Widnes Town
- Full name: Widnes Town Football Club
- Founded: 18 September 2025
- Ground: Halton Stadium primary Rossett Park temporary
- Capacity: 13,350
- Manager: Gary Taylor-Fletcher
- League: North West Counties Football League, First Division South

= Widnes Town F.C. =

Widnes Town Football Club is a football club based in Widnes, Cheshire. The club was formed as an intended phoenix club for Widnes on 18 September 2025 and plays its home matches at the Halton Stadium. Widnes Town were allocated to the North West Counties Football League First Division South for their first season.

== History ==
Widnes withdrew from the Northern Premier League in June 2025 after failing to find a suitable ground, following disputes with Halton Borough Council, the owners of the Halton Stadium.

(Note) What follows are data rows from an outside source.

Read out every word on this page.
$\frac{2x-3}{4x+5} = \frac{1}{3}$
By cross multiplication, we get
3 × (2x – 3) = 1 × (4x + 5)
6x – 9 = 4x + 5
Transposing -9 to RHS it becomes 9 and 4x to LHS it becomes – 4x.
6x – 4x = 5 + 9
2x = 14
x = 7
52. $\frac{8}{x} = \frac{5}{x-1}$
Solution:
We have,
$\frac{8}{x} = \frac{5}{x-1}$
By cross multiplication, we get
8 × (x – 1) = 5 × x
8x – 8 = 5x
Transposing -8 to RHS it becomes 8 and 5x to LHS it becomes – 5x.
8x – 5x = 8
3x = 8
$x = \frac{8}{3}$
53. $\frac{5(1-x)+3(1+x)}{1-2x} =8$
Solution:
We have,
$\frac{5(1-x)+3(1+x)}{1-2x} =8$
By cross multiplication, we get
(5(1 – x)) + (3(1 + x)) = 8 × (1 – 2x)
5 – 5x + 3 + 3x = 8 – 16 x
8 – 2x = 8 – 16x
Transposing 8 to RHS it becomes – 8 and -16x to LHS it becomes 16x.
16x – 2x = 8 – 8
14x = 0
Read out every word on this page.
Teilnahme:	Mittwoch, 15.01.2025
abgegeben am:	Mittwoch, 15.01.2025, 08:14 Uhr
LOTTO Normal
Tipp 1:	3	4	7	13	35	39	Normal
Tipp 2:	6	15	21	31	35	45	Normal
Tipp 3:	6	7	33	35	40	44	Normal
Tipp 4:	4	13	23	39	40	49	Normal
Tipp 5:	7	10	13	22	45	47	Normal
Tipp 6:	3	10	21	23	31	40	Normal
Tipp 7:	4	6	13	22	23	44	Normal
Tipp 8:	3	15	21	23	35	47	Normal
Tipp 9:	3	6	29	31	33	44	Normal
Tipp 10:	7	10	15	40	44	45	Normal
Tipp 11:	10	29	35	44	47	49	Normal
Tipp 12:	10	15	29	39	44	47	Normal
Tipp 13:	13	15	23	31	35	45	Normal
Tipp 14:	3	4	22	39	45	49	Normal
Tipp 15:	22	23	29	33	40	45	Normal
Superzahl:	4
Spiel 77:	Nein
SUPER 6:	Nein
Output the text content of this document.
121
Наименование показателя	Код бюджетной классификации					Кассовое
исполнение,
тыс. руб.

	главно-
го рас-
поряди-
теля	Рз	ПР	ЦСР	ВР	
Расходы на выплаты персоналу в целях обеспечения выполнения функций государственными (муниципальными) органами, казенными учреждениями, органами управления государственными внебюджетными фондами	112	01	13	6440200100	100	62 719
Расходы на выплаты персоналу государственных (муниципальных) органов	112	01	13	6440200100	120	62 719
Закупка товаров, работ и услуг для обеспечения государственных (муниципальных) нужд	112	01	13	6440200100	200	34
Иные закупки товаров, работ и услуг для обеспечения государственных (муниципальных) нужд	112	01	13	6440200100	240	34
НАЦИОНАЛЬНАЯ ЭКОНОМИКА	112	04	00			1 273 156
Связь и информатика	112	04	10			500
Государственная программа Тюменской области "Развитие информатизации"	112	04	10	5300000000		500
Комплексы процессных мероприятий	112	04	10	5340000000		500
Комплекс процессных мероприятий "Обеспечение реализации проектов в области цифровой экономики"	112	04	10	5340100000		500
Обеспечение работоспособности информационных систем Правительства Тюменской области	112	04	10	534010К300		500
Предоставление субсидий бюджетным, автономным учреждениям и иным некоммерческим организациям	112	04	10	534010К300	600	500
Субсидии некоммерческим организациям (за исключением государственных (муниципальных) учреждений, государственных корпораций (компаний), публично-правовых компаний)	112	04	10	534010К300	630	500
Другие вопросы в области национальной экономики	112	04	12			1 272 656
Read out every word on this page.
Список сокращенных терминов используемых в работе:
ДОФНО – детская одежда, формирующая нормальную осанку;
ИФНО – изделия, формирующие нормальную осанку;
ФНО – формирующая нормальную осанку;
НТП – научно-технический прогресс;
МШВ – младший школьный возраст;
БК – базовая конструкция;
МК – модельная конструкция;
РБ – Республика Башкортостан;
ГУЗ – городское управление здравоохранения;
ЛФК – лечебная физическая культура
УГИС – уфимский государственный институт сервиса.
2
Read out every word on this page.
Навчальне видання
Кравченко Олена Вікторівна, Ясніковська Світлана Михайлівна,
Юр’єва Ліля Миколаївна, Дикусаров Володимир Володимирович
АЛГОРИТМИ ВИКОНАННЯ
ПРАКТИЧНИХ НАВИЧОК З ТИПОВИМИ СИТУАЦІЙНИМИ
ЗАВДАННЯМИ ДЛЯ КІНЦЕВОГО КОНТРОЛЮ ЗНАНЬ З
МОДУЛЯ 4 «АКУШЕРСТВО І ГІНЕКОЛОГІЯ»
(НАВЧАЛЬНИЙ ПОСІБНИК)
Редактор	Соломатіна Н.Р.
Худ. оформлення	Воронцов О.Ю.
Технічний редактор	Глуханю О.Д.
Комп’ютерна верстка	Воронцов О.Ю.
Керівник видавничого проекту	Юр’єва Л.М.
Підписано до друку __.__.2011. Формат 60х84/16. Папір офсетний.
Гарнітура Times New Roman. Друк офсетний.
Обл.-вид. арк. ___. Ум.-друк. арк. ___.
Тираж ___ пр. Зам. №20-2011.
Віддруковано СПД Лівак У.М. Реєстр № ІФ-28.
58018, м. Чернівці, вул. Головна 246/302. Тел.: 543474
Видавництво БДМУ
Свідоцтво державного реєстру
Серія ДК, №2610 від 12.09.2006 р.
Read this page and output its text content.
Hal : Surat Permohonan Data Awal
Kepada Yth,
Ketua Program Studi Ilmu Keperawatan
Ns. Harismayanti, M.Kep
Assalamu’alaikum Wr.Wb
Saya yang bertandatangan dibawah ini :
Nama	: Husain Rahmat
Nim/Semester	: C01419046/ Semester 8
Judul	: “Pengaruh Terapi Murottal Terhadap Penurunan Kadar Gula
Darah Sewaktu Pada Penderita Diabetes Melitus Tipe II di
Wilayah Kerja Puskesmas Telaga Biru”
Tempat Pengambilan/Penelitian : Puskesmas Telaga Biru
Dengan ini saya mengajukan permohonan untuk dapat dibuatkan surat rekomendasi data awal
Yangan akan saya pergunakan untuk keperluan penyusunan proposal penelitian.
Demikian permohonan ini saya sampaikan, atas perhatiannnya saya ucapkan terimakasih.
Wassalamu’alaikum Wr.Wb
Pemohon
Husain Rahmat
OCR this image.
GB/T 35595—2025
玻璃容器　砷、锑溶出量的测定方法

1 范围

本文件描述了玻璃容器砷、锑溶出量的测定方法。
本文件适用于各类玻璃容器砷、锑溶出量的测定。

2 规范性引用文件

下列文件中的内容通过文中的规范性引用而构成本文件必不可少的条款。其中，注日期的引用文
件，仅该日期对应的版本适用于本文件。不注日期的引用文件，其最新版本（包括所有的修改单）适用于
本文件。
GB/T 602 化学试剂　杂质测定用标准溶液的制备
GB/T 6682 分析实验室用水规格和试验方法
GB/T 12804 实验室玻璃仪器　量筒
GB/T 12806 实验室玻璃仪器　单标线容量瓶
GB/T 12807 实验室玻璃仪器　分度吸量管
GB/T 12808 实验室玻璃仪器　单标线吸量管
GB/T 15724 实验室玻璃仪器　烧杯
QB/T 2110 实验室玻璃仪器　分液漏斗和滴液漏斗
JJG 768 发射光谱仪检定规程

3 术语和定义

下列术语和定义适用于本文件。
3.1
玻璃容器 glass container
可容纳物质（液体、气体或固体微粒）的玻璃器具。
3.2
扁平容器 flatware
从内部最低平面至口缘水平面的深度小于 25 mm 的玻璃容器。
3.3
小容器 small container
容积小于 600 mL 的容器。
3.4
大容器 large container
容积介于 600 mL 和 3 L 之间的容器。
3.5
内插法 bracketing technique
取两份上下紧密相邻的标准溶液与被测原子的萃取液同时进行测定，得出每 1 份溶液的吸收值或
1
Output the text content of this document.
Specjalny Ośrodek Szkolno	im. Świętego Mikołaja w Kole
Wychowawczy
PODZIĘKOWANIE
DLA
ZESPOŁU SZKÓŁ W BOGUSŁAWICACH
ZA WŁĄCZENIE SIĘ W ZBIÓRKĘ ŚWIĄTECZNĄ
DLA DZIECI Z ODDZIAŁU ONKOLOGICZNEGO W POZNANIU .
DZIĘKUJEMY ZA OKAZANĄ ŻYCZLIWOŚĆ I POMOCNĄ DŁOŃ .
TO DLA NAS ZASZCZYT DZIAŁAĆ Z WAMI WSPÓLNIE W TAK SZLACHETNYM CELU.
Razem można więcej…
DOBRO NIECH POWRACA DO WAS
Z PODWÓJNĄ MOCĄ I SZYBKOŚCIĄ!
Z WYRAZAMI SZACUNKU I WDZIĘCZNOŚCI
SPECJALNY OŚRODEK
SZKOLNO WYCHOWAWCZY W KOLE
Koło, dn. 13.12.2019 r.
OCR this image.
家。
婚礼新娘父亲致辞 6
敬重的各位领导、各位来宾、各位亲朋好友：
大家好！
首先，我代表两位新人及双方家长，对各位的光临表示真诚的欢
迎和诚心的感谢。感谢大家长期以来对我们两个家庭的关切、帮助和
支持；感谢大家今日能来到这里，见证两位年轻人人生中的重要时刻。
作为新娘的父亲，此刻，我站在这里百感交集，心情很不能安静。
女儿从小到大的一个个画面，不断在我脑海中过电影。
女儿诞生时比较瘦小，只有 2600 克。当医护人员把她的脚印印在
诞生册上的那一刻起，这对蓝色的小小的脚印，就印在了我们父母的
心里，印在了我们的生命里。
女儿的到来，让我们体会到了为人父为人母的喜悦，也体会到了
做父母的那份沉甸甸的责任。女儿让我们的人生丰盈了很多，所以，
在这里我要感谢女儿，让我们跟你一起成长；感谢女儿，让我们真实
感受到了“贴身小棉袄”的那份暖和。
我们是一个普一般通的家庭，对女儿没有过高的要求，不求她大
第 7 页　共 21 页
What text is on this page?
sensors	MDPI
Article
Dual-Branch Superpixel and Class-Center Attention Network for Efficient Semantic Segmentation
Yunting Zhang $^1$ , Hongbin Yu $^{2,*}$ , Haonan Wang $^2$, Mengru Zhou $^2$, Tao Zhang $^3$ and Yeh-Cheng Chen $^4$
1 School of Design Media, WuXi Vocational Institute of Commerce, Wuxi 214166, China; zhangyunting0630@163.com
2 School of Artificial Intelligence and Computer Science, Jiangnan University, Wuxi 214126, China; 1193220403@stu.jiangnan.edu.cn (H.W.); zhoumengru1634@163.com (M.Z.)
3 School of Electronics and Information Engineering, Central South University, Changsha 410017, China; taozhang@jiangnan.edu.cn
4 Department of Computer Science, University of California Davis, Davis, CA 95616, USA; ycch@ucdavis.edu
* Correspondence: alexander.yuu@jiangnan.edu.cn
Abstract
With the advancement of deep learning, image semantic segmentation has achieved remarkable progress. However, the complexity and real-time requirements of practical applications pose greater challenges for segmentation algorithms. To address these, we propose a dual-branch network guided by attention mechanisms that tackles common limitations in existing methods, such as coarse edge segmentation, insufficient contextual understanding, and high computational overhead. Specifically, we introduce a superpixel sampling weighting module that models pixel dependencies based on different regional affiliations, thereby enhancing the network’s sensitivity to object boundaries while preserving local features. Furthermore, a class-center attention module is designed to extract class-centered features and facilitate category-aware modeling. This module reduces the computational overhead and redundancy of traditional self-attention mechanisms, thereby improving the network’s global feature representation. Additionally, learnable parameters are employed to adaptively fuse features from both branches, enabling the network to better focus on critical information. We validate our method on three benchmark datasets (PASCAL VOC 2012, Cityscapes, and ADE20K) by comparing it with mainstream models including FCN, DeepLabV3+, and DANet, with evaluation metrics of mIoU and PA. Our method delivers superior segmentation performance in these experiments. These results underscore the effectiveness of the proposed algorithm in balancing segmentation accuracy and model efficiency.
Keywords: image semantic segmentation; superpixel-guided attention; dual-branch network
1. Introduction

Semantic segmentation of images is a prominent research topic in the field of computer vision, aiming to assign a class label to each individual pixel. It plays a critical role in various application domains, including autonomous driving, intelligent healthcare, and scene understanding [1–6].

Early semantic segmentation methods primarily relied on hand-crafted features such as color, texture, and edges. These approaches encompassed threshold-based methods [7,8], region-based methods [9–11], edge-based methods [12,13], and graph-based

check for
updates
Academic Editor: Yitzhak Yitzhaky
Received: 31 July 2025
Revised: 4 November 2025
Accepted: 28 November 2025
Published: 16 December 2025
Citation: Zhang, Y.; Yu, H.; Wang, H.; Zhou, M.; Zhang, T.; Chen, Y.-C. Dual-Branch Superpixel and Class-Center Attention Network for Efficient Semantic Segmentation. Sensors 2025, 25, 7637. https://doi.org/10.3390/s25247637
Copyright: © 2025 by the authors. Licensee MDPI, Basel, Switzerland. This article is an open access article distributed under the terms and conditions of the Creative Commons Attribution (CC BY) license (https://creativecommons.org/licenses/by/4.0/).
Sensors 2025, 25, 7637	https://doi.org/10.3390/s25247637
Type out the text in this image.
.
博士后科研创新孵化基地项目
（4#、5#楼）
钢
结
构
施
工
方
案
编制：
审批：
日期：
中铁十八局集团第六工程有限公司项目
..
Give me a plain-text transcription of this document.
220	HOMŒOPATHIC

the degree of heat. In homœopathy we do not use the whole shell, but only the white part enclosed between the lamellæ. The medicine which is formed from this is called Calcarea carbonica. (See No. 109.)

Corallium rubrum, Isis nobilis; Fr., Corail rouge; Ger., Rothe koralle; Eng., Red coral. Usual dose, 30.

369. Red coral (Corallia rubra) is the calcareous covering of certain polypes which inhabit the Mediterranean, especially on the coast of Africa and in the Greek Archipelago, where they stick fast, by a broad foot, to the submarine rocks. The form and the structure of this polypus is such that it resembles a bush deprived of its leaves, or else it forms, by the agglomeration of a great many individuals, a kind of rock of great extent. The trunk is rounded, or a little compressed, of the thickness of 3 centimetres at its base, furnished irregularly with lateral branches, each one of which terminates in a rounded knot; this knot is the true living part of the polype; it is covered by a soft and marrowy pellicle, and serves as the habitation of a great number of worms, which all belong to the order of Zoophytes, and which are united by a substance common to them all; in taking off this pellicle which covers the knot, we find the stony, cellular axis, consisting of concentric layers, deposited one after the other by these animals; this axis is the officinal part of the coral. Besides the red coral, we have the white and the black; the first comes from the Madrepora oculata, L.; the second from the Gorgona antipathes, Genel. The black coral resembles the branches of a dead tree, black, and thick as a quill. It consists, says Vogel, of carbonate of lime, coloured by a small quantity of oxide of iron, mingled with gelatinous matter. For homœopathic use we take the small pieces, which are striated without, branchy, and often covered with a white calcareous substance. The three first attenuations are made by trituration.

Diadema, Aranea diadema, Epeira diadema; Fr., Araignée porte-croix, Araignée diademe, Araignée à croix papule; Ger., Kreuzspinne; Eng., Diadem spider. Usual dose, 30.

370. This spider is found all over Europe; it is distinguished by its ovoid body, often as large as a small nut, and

Town secured tenancy at the DCBL Stadium, and were able in February 2026 to apply to join the National League System directly as a phoenix club. They were subsequently placed into the North West Counties Football League First Division South for the 2026-27 season.

Widnes played their first match on 22nd August 2026, a 7-0 defeat to Allscott Heath. After failing to win any of their first five matches across all competitions, original manager Paul McNally resigned and was replace by Gary Taylor-Fletcher, who described the club as requiring an entirely new squad of players.